Russia is to offer Turkey partial financing for Ankara’s acquisition of S-400 surface-to-air missile systems, Interfax news agency quoted a Russian presidential aide as saying on December 12.
“Technical questions are under discussion, the interest rate. Everything is at the Finance Ministry,” the aide, Vladimir Kozhin, reportedly said of the deal.
Turkish President Recep Tayyip Erdogan on December 11 anticipated that the deal to purchase the S-400 advanced military hardware would be concluded within days. “Our officials will come together in the coming week to finalise the S-400 issue,” Erdogan said at a joint news conference held with Russian counterpart Vladimir Putin, who was on a whirlwind tour of the Middle East.

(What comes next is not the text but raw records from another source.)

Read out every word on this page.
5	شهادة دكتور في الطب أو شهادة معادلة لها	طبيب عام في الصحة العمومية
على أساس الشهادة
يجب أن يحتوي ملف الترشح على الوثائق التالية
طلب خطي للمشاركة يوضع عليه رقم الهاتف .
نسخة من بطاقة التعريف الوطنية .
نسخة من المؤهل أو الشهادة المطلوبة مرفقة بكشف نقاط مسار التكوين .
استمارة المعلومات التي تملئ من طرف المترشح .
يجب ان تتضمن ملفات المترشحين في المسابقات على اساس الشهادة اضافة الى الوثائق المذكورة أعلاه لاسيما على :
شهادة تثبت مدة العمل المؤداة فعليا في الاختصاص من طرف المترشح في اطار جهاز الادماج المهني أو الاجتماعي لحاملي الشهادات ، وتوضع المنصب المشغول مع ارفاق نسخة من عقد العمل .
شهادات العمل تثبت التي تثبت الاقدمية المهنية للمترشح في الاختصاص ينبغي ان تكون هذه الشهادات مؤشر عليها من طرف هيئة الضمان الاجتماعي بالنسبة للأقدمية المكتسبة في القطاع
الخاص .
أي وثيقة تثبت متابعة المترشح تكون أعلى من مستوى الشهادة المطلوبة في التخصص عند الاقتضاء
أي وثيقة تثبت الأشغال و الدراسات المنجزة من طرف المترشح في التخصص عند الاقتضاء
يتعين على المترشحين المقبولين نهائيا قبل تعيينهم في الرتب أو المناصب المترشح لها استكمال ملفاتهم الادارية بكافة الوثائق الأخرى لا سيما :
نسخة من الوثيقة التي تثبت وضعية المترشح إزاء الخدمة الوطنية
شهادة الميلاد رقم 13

Turkey has been in talks with Russia to purchase the anti-aircraft system for more than a year. That has unsettled NATO allies who see the move as somewhat provocative—particularly given the backdrop that has seen Ankara grow geopolitically closer to Moscow and less aligned with Washington and the EU because of a series of rows tied to Turkey’s governance and demands under its continuing state of emergency—because the system cannot be integrated into the military alliance’s defences.
Independence in military equipment production is an objective Turkey wants to meet within a few years. It is developing domestic projects that are to produce combat helicopters, drones, tanks and other defence items.
Turkey expects to receive its first S-400 system in 2019. The drawn up deal includes two systems, with one optional.